Das neue Streaming-Portal des ORF, orf.on, wurde mit Jahresbeginn gestartet. Noch ist es im Testbetrieb.
©beigestelltHaushaltsabgabe, neue Streaming-Angebote, mehr Bewegtbild - 2024 wird im ORF umgesetzt, was 2023 medienpolitisch beschlossen wurde. Für Spannung und Spannungen ist dadurch gesorgt.
Mit Jahresbeginn 2024 ist das neue ORF-Gesetz in Kraft getreten, und damit kann sich der öffentlich-rechtliche Sender seither digital deutlich freier bewegen als zuvor. Eine Freiheit, die der ORF auch Schritt für Schritt zu nutzen weiß.
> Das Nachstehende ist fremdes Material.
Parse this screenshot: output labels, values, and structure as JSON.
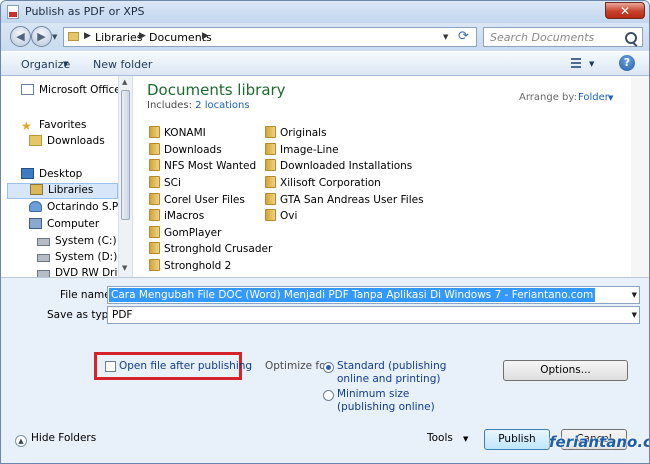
{
  "window": {
    "title": "Publish as PDF or XPS",
    "close_glyph": "✕"
  },
  "nav": {
    "back_glyph": "◀",
    "forward_glyph": "▶",
    "breadcrumb": [
      "Libraries",
      "Documents"
    ],
    "search_placeholder": "Search Documents"
  },
  "toolbar": {
    "organize": "Organize",
    "new_folder": "New folder",
    "help_glyph": "?"
  },
  "sidebar": {
    "items": [
      {
        "label": "Microsoft Office W",
        "icon": "document-icon"
      },
      {
        "label": "Favorites",
        "icon": "star-icon"
      },
      {
        "label": "Downloads",
        "icon": "folder-icon"
      },
      {
        "label": "Desktop",
        "icon": "desktop-icon"
      },
      {
        "label": "Libraries",
        "icon": "library-icon"
      },
      {
        "label": "Octarindo S.P",
        "icon": "user-icon"
      },
      {
        "label": "Computer",
        "icon": "computer-icon"
      },
      {
        "label": "System (C:)",
        "icon": "drive-icon"
      },
      {
        "label": "System (D:)",
        "icon": "drive-icon"
      },
      {
        "label": "DVD RW Drive (",
        "icon": "dvd-drive-icon"
      }
    ]
  },
  "library": {
    "title": "Documents library",
    "includes_label": "Includes:",
    "includes_link": "2 locations",
    "arrange_label": "Arrange by:",
    "arrange_value": "Folder"
  },
  "files": {
    "col1": [
      "KONAMI",
      "Downloads",
      "NFS Most Wanted",
      "SCi",
      "Corel User Files",
      "iMacros",
      "GomPlayer",
      "Stronghold Crusader",
      "Stronghold 2"
    ],
    "col2": [
      "Originals",
      "Image-Line",
      "Downloaded Installations",
      "Xilisoft Corporation",
      "GTA San Andreas User Files",
      "Ovi"
    ]
  },
  "form": {
    "file_name_label": "File name:",
    "file_name_value": "Cara Mengubah File DOC (Word) Menjadi PDF Tanpa Aplikasi Di Windows 7 - Feriantano.com",
    "save_type_label": "Save as type:",
    "save_type_value": "PDF",
    "open_after_label": "Open file after publishing",
    "optimize_label": "Optimize for:",
    "standard_line1": "Standard (publishing",
    "standard_line2": "online and printing)",
    "minimum_line1": "Minimum size",
    "minimum_line2": "(publishing online)",
    "options_button": "Options..."
  },
  "footer": {
    "hide_folders": "Hide Folders",
    "tools": "Tools",
    "publish": "Publish",
    "cancel": "Cancel"
  },
  "watermark": "feriantano.com",
  "colors": {
    "accent": "#3399ff",
    "highlight_box": "#d4232b",
    "library_title": "#1e6a2e"
  }
}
Am 1. Jänner wurden das neue Online-Portal on.orf.at mit einem digitalen Kinderangebot (kids.orf.at) gestartet. Auch die "blaue Seite", orf.at und die "gelbe Seite", sport.orf.at, die viel genutzten Erstanlaufstellen für Nachrichten und Sport im ORF-Webangebot werden neu gestaltet. Künftig wird es dort weniger Text und mehr Bewegtbild und Audioinhalte geben, ein Zugeständnis an die heimischen Zeitungsverleger, das im heftigen Ringen um ein neues Gesetz im Jahr 2023 gemacht wurde. Das geänderte Angebot spiegelt aber auch geänderte Nutzungsgewohnheiten der Medienkonsumenten wider.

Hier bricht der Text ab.